CHARLOTTE, North Carolina — In his first time addressing the media since the Atlantic Coast Conference voted in early September to add California, Stanford and SMU, ACC commissioner Jim Phillips said Wednesday he has “never been more bullish” about the health of the league.
“I’ve never been more confident in the league than what we just went through over the last three or four months,” Phillips said at the ACC Tipoff. “Where is the health of the league? The league is healthy. The league is healthy. At the end of the day, my job is to run the ACC and make sure it’s as healthy for the next 70 years as it’s been the last 70 years. I cannot control individual feelings on campuses, but we have addressed head-on anything that our campuses have indicated. I feel great. I really do. I can’t say that I felt that way a year ago.”
It was a tumultuous summer for the ACC, with Florida State making it clear it would consider leaving the ACC due to the league’s revenue distribution model. FSU president Richard McCullough told his board of trustees in early August that “FSU will have to at some point consider very seriously leaving the ACC unless there were a radical change to the revenue distribution.”
After the Big Ten and Big 12 made moves to bolster their respective memberships and in turn decimate the Pac-12, the ACC picked up the two most viable remaining pieces of the Pac-12 in Cal and Stanford and also poached SMU from the AAC. The three schools will join for the 2024-25 year.
“I cannot control individual decisions on campus, and we can’t,” Phillips said. “We have absolutely listened. I’ve tried to be a really good listener. It hasn’t fallen on deaf ears. We’ve been proactive. The distribution of dollars with success initiative is part of what I’m hearing, and maybe a majority of what I’m hearing from some of the schools that have been vocal about it. Getting to 18 protects the ACC, now and into the future. Schools will ultimately make the decisions that they want.”
The men’s basketball coaches in the league were on board with the ACC’s additions while also remaining wary of what else there is to come in college realignment.
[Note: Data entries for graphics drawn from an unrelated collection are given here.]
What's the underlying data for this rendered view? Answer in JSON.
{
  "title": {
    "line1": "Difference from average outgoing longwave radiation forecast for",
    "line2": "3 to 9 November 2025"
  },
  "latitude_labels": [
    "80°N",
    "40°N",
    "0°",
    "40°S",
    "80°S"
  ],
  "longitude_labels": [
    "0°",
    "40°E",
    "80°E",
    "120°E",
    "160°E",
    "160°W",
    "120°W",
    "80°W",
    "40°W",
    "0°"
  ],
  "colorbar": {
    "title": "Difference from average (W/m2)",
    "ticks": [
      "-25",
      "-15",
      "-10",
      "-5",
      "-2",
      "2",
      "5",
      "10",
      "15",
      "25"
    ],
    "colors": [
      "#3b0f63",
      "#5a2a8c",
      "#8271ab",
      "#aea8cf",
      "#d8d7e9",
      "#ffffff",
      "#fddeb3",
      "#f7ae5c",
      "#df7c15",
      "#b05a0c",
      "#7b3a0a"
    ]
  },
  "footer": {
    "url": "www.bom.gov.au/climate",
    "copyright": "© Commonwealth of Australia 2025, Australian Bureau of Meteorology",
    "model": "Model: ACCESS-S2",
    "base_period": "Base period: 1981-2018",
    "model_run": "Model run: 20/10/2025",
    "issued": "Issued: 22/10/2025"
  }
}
“We had to do something as a league to ensure our stability,” Miami coach Jim Larranaga said. “How much more alignment changes will there be? I’m guessing it’s not over. There’s going to be some other moves happening. This year, next year or in the next five.”
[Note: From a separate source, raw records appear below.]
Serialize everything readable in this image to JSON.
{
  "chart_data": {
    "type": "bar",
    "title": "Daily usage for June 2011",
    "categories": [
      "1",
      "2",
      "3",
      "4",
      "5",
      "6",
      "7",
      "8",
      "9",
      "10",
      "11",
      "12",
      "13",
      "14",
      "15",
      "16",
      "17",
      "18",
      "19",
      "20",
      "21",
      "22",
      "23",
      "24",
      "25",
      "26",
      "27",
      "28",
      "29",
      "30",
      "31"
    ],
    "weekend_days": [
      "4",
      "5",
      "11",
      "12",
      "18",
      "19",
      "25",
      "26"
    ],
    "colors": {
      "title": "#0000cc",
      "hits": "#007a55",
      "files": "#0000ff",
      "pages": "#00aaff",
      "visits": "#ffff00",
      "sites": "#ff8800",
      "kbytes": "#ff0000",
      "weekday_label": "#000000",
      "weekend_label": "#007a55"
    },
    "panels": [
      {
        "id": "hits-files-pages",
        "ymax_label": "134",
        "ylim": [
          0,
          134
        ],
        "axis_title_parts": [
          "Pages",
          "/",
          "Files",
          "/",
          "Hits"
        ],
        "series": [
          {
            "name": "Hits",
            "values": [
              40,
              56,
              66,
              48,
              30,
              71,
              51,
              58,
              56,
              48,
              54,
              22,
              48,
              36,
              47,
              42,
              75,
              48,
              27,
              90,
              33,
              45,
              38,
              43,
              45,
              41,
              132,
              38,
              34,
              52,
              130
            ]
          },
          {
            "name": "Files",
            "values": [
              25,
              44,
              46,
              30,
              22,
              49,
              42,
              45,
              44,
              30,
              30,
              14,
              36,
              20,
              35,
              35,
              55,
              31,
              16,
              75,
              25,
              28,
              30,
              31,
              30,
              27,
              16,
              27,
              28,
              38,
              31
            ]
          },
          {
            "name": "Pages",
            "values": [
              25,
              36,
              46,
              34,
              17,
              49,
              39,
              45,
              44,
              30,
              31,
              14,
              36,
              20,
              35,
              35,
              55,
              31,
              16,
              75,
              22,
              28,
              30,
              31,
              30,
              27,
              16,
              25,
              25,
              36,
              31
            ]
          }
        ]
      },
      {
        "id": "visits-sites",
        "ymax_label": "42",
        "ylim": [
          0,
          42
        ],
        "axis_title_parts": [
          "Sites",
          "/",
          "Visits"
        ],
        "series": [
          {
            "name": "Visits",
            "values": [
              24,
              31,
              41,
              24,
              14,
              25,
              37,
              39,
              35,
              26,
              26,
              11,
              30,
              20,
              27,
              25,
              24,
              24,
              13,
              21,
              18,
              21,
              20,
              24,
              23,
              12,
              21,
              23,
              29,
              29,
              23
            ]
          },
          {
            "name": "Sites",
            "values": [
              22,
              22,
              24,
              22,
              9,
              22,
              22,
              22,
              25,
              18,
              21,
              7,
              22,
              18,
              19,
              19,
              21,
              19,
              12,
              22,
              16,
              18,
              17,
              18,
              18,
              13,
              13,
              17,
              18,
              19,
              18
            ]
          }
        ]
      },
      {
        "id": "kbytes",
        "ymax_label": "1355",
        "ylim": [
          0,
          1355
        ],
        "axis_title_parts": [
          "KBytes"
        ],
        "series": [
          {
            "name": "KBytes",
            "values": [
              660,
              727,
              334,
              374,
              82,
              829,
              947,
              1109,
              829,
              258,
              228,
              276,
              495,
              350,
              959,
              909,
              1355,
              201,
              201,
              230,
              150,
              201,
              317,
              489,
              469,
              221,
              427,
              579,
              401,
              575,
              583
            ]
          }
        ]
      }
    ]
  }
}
“You knew there was a chance of it happening,” Duke coach Jon Scheyer said. “No matter what, there’s a part of you that has to take a step back and really embrace it. It’s different. And different doesn’t mean it’s not right. … Doing nothing was not the answer. The ACC had to do something. I was pleased by it.
“For anybody to think this is the end of realignment, you’re fooling yourself. I don’t feel that way at all. We can be as good as any conference. I’m well aware that most likely down the road there are changes to be made.”
Virginia coach Tony Bennett coached in the Pac-10 at Washington State, so he has a stronger familiarity with two of the schools entering the ACC.
“This is more of a football decision, viewership and money,” Bennett said. “You’re sticking your head in the sand if you can’t acknowledge that. Everybody is trying to figure [things] out. NIL, transfer portal, [realignment], everything is an experiment and how are you going to do it. But because I was in the league, I respect those institutions, but I certainly wonder how this will all play out. There’s some stuff I sure hope they’ve thought through and gone through.”
Bennett said he wasn’t worried about the stability of the ACC moving forward, but he said there are unanswered questions when it comes to realignment.
“I’m not worried about Virginia and its basketball program, but you do wonder how long you’re going to be in this place or that place. No matter what anybody says, it’s what happens,” he said.
“You can project, you can forecast, ‘Oh, we’re fine.’ But I’m sure that’s what a lot of the Pac-12 schools thought. That didn’t quite happen that way.”
Phillips also said Wednesday that all 18 teams in the new-look ACC might not play in the postseason conference tournaments in either men’s or women’s basketball.
“I don’t know that we would invite 18 teams to an ACC men’s or women’s basketball championship,” he said. “I’m not sure we’re going to do — we’ll do what the membership wants. I don’t feel like that’s something that we should do. I’ve told them that. I’m not speaking out of turn. I think you’ve got to earn your way to play in I think the most prestigious postseason basketball tournaments in the country, and if you don’t get to a certain threshold, then you just don’t make it that year … I’m not overly interested in adding one additional day. But we’ll listen to the membership and see what they have to say.”